As a software developer and hobbyist pedant, I don't think you're going to find a word which encapsulates all of the intended meaning while also being unambiguously understood by the listener.
In search of an applicable word, people often forget that the listener should be able to understand the word without consulting a dictionary. You usually want to be accurate specifically to avoid an unnecessarily long explanation; but using a sufficiently complicated or unknown word achieves quite the opposite.
There are ways to communicate this with a specific phrasing, rather than looking for the most applicable word.
Your description is a bit generalized and vague, so let me use a more apt example: substrings.
For non-programmer readers:
A substring is part of a piece of text (which is called a "string [of characters]"). I.e. given the string "Hello world", these are all possible substrings: "Hello", "o wor", "ld", "Hello wor", but also "Hello world" itself (which is why it's an applicable example for OP's question).
How would I describe this?
A substring is a subset [of the characters] of a string. The list of possible substrings also includes the complete string.

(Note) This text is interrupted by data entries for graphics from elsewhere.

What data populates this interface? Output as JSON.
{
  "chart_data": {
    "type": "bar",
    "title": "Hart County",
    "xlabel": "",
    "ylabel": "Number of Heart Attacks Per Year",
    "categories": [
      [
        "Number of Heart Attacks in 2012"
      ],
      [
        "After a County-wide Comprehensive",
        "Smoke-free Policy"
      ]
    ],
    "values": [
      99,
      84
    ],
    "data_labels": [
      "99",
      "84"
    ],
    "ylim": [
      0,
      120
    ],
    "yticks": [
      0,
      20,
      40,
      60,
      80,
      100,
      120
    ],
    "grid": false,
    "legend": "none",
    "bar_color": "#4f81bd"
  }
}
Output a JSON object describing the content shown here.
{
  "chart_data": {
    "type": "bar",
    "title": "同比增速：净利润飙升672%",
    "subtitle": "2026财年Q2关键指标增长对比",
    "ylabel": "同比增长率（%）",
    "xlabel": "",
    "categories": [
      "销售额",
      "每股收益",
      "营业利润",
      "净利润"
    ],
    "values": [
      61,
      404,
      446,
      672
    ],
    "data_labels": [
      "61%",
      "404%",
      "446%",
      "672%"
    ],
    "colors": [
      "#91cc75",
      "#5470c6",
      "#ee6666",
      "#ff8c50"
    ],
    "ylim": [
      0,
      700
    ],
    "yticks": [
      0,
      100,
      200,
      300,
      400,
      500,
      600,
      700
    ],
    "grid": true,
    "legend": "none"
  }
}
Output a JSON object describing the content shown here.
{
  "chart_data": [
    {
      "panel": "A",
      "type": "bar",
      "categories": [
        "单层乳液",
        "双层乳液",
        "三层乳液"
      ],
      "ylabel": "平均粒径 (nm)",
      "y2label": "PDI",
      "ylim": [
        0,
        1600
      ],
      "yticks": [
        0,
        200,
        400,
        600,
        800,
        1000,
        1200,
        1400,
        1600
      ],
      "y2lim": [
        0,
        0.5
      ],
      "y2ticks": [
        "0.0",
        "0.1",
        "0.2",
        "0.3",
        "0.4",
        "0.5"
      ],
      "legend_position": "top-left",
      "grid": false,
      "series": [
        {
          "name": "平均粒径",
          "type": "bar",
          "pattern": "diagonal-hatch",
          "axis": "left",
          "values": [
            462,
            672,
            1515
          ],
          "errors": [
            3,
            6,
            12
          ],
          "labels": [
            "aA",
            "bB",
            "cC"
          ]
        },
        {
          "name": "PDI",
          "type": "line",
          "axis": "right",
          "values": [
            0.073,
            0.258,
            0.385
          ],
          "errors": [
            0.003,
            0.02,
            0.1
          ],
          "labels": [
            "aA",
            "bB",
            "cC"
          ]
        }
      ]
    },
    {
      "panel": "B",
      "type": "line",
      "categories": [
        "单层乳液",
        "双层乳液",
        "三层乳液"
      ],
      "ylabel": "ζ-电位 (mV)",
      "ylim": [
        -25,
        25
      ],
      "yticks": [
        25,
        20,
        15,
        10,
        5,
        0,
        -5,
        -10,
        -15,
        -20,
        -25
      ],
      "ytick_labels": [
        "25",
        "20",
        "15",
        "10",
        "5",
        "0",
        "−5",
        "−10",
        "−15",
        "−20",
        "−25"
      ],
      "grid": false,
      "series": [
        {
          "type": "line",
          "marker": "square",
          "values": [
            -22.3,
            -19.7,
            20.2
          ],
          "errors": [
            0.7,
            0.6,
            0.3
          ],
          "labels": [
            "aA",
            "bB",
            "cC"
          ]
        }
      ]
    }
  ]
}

In other words, a string is also one of its own substrings.
To generalize:
A slice of a data structure is a subset of [the data in] that data structure. The list of possible slices also includes the full data structure. In other words, a data structure is also one of its own slices.
In all honesty, I find it slightly harder to understand when generalized, simply because it's less clear what we're talking about. In the substring example, it's much easier to understand.
But I am assuming that you used "data structure" in your question because you were trying to generalize your question; and that you in reality will use a more concrete name instead of just "data structure".